Aber was genau will man jetzt erfassen, wo es um den “individuellen Lernverlauf” geht? Bei 10-11 Millionen Schülern will man durch die Noten zentral erfassen, wer sich verbessert oder verschlechtert hat, ohne die genauen Gründe auch nur zu kennen? Will man dann auch erfassen, wer die Schule schwänzt, wer gegen Mitschüler gewalttätig wird, wer sich am Cybermobbing beteiligt? Soll auch das einzelne “Portfolio” der Schüler mit erfasst werden, etwa mit elektronischen Fotos? Sünden von Erstklässlern bleiben so jahrzehntelang in der Datenbank? Dazu braucht es dann jedenfalls eine “Verankerung datenbezogener Kompetenzen von Lehrkräften”, aber was genau soll das Ziel sein?
Man postuliert “hochwertige Daten für die individuelle Diagnostik und Förderung: qualitativ hochwertige Individualdiagnostische Instrumente”. Die sollen dann erst von anderen entwickelt werden.

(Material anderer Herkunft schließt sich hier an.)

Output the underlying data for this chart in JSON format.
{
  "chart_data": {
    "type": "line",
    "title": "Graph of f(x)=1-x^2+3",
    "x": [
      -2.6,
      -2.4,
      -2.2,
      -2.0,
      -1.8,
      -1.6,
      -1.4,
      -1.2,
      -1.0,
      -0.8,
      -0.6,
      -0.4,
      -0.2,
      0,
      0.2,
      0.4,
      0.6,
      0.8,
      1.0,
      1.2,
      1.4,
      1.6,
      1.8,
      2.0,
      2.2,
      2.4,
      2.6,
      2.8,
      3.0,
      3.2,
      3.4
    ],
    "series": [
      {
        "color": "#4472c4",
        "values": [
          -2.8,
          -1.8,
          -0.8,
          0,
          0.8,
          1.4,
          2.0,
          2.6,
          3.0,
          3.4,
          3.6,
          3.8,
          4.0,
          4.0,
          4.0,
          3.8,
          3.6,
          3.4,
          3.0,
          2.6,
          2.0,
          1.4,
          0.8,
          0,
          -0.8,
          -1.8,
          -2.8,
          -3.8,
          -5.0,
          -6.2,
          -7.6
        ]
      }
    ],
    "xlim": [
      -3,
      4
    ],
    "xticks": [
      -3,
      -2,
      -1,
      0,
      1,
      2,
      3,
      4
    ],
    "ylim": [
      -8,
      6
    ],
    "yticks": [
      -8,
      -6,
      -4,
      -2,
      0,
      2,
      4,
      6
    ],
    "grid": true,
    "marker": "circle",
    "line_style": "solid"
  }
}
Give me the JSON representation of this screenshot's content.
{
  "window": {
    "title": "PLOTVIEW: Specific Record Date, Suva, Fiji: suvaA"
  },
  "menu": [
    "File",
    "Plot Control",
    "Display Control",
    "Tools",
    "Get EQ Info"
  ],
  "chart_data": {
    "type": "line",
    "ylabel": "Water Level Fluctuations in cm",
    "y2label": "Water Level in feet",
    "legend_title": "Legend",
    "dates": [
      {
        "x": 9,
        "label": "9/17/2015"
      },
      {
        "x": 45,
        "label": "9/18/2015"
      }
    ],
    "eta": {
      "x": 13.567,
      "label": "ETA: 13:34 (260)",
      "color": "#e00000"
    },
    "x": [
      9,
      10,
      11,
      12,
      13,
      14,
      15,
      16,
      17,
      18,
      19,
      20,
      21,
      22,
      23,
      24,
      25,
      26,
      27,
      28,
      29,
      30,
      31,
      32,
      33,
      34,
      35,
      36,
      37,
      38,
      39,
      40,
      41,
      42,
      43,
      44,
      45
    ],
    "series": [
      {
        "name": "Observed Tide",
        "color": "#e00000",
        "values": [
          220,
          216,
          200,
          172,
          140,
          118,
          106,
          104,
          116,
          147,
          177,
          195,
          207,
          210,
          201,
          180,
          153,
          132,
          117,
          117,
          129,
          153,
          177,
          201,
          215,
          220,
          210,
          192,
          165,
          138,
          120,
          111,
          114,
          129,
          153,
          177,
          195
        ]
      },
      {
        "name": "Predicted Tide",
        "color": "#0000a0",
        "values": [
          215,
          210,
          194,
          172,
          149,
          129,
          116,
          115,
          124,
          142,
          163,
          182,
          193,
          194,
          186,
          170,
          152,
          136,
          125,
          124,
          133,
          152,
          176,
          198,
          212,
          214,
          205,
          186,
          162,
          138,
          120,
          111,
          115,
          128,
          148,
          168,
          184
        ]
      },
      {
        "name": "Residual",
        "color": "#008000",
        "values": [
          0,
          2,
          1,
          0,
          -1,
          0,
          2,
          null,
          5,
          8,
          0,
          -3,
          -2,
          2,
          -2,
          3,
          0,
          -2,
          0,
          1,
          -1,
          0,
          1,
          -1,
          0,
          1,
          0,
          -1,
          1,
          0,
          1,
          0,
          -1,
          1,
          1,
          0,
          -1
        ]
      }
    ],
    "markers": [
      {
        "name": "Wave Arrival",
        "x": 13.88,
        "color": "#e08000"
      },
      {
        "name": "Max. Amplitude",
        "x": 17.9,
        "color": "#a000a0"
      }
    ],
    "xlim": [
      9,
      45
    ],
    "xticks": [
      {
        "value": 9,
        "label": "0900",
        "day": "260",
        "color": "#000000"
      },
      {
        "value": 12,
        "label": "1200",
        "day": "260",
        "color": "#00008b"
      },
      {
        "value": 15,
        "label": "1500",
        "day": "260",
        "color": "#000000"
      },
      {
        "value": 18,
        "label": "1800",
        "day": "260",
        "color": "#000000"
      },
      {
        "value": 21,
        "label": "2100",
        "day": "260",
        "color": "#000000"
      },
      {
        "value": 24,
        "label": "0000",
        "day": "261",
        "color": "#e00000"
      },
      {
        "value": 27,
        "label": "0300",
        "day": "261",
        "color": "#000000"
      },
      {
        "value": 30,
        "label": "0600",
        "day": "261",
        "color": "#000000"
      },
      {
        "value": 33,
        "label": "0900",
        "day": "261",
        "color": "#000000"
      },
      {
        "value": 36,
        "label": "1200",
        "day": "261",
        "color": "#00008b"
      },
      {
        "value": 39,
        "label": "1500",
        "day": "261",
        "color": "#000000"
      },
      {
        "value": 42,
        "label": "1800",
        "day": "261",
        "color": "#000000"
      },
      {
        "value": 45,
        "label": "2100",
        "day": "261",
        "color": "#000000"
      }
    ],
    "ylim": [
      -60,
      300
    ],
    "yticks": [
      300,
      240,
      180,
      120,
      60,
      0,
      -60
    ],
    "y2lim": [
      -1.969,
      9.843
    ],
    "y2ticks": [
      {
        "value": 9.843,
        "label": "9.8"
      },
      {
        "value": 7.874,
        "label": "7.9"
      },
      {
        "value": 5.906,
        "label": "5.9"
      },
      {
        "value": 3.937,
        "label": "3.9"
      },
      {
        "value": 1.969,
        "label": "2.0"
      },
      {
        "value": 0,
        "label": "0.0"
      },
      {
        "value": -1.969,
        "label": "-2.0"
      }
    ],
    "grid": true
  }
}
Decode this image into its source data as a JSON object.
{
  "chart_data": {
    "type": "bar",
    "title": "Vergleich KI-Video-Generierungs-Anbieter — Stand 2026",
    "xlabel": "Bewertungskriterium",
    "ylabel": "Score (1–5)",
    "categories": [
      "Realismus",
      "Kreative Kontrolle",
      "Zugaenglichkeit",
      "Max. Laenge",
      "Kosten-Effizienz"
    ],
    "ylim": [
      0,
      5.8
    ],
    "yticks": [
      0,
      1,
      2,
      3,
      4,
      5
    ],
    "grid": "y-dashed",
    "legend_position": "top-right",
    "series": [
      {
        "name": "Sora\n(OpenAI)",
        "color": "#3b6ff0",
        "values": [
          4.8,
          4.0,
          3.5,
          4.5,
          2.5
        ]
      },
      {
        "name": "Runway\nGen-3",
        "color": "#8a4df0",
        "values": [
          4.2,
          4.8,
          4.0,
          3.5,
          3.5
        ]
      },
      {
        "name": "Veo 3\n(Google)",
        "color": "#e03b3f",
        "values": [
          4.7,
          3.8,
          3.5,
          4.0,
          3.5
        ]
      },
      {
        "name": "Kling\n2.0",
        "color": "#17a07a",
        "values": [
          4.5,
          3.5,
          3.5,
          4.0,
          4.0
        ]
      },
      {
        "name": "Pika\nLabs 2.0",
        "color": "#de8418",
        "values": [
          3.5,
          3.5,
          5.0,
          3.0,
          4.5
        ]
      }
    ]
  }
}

Was ist den “hochwertig”, und was will man dann mit den Daten genau anfangen? Ganz abgesehen von den immer wieder gemeldeten Sicherheitslücken bei solchen Systemen. Man kann fast darauf wetten, dass es eine größere Datenpanne geben wird, weil die Behörden das System nicht unter Kontrolle haben.

Zum Schluss fehlt noch die Rolle der Bertelsmann-Stiftung bei diesem Spiel: “Die Bertelsmann Stiftung fungierte in diesem Prozess in der Rolle als Brückenbauerin – zwischen Praxis, Forschung und Bildungsverwaltung. Zu diesem Zweck hat sie die Arbeitssitzungen der Expert:innengruppe und die Erarbeitung der Empfehlungen organisatorisch und inhaltlich begleitet und das Programm für die Arbeitssitzungen gemeinsam mit der Expert:innengruppe entwickelt.”
Also die Bertelsmann-Stiftung hat das nicht nur in Auftrag gegeben und finanziert, sondern sie hat sich inhaltlich eingemischt und dafür gesorgt, dass alles im Sinne ihrer “Agenda” ausfällt. Sie fühlt sich dabei als einer der “verantwortlichen Akteur:innen”, so steht es gleich auf der ersten Seite. Wichtig ist da natürlich die weitere Digitalisierung der gesamten Schulverwaltung, denn nur damit könne man die hehren Ziele erreichen.
Wie soll man das nennen? Vielleicht: “gelenkte Wissenschaft” in Anlehnung an “gelenkte Demokratie”?